Selon Godard, seul un roman médiocre peut permettre une bonne adaptation cinématographique… beaucoup d’exemples viennent le contredire. Pensons, entre autres à l’adaptation que fit Kubrick du Lolita de Nabokov ou encore du Barry Lyndon de Thackeray. Souvenons-nous aussi de Madame Bovary que Chabrol porta à l’écran ou même au Blade Runner de P. K. Dick que Ridley Scott adapta magnifiquement.
Mais la meilleure adaptation cinématographique à ce jour d’une œuvre littéraire reste celle, très libre, de Coppola d’après le chef-d’œuvre de Conrad, Heart of Darkness, et qui lui valu la Palme d’or à Cannes en 1979.
Tous ceux qui ont vu le film, même s’ils n’ont pas tous compris à l’histoire, se rappellent au moins quelques scènes d’anthologie.
La première, c’est le début, sur fond de This is the end des Doors, où le bruit du ventilateur de plafond se confond avec celui des rotors.
La deuxième, c’est la « guerre psychologique » déclenchée par le Lieutenant Colonel Bill Kilgore (Robert Duvall), quand il met La chevauchée des Valkyries à fond lors de l’attaque des hélicoptères.
La troisième, c’est quand ce même Bill Kilgore (amalgame de ‘kill’ et de ‘gore’) dit aimer sentir l’odeur du napalm au petit matin.
La dernière, enfin, c’est la rencontre entre le Capitaine Willard (Martin Sheen) et le Colonel Kurtz (Brando dans son plus grand rôle) et que celui-ci déclare : « Nous devons les tuer.

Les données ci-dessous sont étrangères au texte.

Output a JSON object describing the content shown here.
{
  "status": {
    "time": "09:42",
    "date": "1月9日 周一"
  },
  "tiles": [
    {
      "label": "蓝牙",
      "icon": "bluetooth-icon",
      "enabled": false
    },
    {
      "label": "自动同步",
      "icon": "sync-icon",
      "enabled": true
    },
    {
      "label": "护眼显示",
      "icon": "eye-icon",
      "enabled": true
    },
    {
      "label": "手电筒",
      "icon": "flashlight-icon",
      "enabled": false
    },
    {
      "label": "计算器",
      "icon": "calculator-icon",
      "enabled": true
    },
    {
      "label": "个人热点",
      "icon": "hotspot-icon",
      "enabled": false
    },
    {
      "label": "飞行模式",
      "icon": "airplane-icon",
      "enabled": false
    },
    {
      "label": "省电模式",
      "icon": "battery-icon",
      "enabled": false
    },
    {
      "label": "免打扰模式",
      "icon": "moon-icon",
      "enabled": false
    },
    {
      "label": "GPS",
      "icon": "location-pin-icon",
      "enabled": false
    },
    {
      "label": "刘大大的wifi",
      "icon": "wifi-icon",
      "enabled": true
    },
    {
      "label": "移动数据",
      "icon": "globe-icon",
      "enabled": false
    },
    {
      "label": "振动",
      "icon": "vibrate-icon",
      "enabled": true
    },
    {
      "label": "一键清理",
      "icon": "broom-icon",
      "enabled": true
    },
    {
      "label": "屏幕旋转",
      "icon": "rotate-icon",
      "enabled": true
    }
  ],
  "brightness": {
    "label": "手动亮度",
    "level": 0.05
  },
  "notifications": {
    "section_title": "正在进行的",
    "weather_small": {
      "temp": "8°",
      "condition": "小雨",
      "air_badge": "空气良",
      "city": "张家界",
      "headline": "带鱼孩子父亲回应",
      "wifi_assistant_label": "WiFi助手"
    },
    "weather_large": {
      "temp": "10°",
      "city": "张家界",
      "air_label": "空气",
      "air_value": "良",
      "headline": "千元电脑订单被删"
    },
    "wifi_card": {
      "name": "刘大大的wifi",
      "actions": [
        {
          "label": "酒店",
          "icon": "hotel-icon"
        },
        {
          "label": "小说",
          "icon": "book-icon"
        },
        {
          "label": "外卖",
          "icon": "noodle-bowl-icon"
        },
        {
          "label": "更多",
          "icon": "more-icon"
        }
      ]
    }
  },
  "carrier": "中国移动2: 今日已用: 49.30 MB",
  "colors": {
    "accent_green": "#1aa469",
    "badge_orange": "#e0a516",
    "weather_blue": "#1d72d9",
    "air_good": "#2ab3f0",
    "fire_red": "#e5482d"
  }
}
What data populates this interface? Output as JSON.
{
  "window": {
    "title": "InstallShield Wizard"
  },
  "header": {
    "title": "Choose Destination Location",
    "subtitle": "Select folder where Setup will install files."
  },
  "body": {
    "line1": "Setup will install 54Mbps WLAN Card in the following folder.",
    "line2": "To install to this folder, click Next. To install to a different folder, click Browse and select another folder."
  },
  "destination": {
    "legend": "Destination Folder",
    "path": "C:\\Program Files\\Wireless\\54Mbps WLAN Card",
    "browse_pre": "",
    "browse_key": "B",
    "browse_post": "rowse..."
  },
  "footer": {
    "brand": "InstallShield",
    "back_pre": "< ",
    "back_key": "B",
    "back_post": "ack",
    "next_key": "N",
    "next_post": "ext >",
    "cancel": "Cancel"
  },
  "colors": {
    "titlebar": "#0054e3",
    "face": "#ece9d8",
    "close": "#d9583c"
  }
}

Nous devons les incinérer. Porc après porc. Vache après vache. Village après village. Armée après armée, et ils me traitent d'assassin ! Comment dit-on lorsque des assassins accusent un assassin ? »
Quand Willard remonte le fleuve pour aller vers Kurtz, c’est en même temps sa propre psychologie qu’il remonte… à rebours. C’est une plongée dans l’innommable et dans l’absurde. Absurde, parce qu’il est chargé par ceux-là mêmes qui mènent une guerre où l’on assassine, torture et viole des civils de retrouver et d’exécuter un officier dont les méthodes sont considérées comme immorales. C’est l’hypocrisie à son apogée. Seuls ont le droit de tuer ceux qui ont été dûment accrédités par la hiérarchie. Ce n’est pas le fait qu’il se prenne pour un Dieu qui dérange les autorités, c’est le fait qu’il se soit rebellé contre ses supérieurs.
Apocalypse Now a ceci de bouleversant, tout comme l’ouvrage de Conrad, qu’il nous met face à nos propres limites morales. Il nous confronte à l’envers de notre psychologie. La guerre est ce moment « privilégié » où l’on se découvre, où tout est permis du moment où l’on porte un uniforme, et en s’affranchissant de cette morale militaire et en revêtant une morale absolue qui est celle du ‘surhomme’, Kurtz nous prévient : Vous aussi, vous en êtes capables !
Tout comme Impitoyable de Eastwood n’est pas un western, Apocalypse Now n’est pas un film de guerre. La guerre n’est là qu’en toile de fond pour montrer comment des hommes ordinaires, confrontés à des situations extraordinaires, se transforment pour basculer dans l’horreur ! L’horreur ! Comment, quand on regarde au fond des abymes, les abymes aussi regardent au fond de nous.